Dans ses premières études, Serge Ribes avait jeté son dévolu sur Africa Re, la compagnie de réassurance panafricaine créée en 1976 par 36 pays du continent et basée à Lagos. Un choix stratégique pour limiter les risques de "mainmise publique", selon les documents consultés par Jeune Afrique.
Cette proposition s'appuyait sur les leçons tirées de l'échec de la défunte Compagnie nationale de réassurance (CNR), victime dans les années 80 d'une "forte immixtion étatique dans sa gestion". Mais ce choix ne fait pas l'unanimité dans le secteur camerounais, révèle notre enquête.
"Si la corporation, à travers le regroupement local, est assez structurée et travaille de manière cohérente, elle est en mesure de faire entendre raison aux autorités", plaide auprès de Jeune Afrique un dirigeant d'assurance, partisan d'une solution 100% locale. "Il y a suffisamment de compétences camerounaises en matière de réassurance en local et surtout à l'international", ajoute-t-il.
Après la disparition de Serge Ribes, c'est le cabinet Finactu, dirigé par Denis Chemillier-Gendreau depuis Casablanca, qui reprend le flambeau. Jeune Afrique révèle que ce nouveau consultant propose un partenaire technique différent : le suisse Barents Re.
Cette proposition marque un tournant dans l'approche du projet, mais elle "ne suscite toutefois pas l'adhésion du secteur", selon nos sources.
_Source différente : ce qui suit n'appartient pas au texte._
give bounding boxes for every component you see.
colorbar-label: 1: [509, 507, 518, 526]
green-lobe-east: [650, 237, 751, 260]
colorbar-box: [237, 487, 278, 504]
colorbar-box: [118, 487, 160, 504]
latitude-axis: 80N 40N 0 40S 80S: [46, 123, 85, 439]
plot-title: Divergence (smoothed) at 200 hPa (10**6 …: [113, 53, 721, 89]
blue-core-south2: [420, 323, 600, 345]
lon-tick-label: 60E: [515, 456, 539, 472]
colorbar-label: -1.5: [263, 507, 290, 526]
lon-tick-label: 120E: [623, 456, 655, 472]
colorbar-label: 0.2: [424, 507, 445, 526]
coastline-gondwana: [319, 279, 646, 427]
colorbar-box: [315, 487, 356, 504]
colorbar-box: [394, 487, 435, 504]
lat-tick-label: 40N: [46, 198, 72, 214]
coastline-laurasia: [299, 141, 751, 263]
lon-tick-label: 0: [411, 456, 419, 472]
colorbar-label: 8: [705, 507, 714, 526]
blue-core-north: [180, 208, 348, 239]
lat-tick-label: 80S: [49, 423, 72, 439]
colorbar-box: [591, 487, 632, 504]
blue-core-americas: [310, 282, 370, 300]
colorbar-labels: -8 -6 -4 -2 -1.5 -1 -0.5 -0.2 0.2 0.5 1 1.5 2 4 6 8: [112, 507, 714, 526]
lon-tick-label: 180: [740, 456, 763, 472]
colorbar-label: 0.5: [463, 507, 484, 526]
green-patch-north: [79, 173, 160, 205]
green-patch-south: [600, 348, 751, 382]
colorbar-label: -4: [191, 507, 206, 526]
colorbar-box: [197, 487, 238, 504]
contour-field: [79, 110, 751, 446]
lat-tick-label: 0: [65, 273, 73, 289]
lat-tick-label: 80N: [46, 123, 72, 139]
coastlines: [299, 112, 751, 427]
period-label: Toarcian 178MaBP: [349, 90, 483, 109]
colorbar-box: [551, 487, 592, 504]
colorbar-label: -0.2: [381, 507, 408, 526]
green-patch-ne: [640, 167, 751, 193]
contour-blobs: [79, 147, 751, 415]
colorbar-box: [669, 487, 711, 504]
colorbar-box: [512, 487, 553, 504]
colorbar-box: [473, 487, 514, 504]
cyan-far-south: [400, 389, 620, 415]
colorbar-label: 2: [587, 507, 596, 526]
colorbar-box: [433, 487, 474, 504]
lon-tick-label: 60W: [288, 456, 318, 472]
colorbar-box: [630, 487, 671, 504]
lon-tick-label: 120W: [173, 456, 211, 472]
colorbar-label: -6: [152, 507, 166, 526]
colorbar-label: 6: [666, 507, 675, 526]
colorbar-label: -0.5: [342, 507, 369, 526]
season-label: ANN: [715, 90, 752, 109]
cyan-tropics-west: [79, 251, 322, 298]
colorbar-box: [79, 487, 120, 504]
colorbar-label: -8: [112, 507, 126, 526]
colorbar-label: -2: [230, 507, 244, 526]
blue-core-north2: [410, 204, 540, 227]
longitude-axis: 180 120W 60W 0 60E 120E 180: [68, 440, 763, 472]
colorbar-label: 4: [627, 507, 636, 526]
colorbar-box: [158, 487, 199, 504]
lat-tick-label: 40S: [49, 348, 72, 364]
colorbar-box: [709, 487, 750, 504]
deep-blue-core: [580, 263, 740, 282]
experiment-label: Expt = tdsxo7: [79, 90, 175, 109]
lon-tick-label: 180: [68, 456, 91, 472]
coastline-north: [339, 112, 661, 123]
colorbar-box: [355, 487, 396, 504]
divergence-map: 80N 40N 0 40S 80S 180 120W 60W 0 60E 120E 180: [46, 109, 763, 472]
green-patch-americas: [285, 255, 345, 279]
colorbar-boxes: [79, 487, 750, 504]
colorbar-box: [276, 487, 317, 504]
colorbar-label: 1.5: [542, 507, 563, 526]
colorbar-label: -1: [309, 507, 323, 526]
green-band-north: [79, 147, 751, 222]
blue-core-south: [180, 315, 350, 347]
Les raisons de cette résistance ne sont pas détaillées dans les documents consultés par Jeune Afrique, mais elles témoignent des difficultés à faire converger les intérêts des différents acteurs.
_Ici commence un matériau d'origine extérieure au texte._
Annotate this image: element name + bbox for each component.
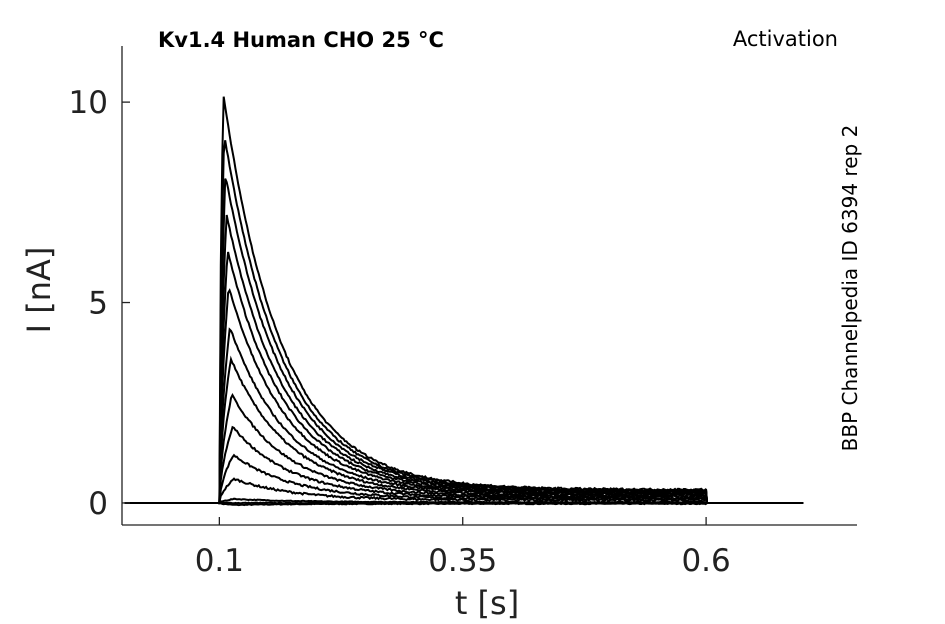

C'est finalement sur Cica-Re, le réassureur institutionnel basé à Lomé, que le choix semble se porter aujourd'hui. Jeune Afrique révèle que cette entité, créée par la Conférence interafricaine des marchés d'assurances (Cima), présente l'avantage d'être un acteur régional reconnu, évitant ainsi les écueils d'un partenariat avec un géant international ou la dépendance à un acteur extra-continental.
Cette solution de compromis n'est cependant pas encore officialisée. Selon nos informations exclusives, le réassureur communautaire "doit hériter des parts réservées à l'entité chargée d'accompagner Cameroun-Ré, un point à confirmer lors de la création officielle du réassureur".
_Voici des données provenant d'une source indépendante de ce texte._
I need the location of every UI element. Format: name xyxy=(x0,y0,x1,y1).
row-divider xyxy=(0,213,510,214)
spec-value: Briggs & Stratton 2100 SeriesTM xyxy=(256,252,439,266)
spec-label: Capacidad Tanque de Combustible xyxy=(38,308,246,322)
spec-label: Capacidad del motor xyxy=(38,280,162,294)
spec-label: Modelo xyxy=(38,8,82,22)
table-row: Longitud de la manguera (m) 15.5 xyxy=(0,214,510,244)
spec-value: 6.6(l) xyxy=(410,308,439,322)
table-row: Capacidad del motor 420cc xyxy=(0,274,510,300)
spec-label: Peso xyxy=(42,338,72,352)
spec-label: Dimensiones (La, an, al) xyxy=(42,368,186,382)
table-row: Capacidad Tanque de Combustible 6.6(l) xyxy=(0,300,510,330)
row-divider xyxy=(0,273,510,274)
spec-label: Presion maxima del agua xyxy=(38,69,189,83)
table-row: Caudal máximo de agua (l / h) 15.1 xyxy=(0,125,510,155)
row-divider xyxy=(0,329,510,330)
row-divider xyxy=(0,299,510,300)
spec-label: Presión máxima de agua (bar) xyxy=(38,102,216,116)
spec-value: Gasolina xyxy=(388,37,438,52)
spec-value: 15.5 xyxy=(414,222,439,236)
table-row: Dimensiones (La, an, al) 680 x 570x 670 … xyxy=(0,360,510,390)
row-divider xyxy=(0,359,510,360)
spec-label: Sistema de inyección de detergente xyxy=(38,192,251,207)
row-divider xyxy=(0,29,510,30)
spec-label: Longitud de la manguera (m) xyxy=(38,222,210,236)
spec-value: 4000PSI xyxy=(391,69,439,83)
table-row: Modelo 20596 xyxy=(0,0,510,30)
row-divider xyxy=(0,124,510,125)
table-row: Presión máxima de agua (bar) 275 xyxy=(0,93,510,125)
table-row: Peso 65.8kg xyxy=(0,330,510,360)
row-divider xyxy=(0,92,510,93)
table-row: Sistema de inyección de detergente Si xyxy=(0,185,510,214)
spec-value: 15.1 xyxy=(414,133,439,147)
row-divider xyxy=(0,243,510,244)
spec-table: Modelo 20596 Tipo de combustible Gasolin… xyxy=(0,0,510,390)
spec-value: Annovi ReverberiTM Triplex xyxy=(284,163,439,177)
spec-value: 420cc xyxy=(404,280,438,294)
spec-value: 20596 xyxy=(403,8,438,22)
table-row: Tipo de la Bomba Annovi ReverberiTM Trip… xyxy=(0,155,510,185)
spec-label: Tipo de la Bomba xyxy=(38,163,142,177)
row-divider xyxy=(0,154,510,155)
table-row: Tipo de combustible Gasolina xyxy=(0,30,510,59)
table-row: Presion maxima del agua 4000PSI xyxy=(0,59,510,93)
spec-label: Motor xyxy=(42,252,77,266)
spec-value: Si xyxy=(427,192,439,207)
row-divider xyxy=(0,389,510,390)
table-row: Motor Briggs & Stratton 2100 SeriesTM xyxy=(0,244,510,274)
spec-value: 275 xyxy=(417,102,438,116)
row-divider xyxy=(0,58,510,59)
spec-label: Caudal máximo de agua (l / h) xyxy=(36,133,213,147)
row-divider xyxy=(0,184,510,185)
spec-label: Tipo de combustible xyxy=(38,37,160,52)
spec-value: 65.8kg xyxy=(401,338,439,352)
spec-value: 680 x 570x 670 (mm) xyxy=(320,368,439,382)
Jeune Afrique révèle que malgré ces arbitrages techniques, le projet continue de buter sur des obstacles institutionnels. Le décret de création fait encore "la navette entre le ministère des Finances, la primature et la présidence de la République", selon nos sources gouvernementales.
Cette lenteur administrative contraste avec l'urgence économique du projet. Les professionnels du secteur interrogés par Jeune Afrique estiment que chaque mois de retard représente des millions de francs CFA qui continuent de s'évaporer vers l'étranger.
Au-delà du choix du partenaire technique, Jeune Afrique révèle que la répartition du capital reste un sujet sensible. La part de 51% réservée aux compagnies locales soulève des questions sur la gouvernance future de l'entité. Comment répartir équitablement cette participation entre des acteurs de tailles différentes ? Quelle sera la voix prépondérante dans les décisions stratégiques ?
Ces interrogations, jusqu'ici restées dans l'ombre, expliquent en partie les difficultés à finaliser le montage financier de Cameroun-Ré. Elles révèlent aussi les enjeux de pouvoir qui se cachent derrière ce projet d'apparence technique.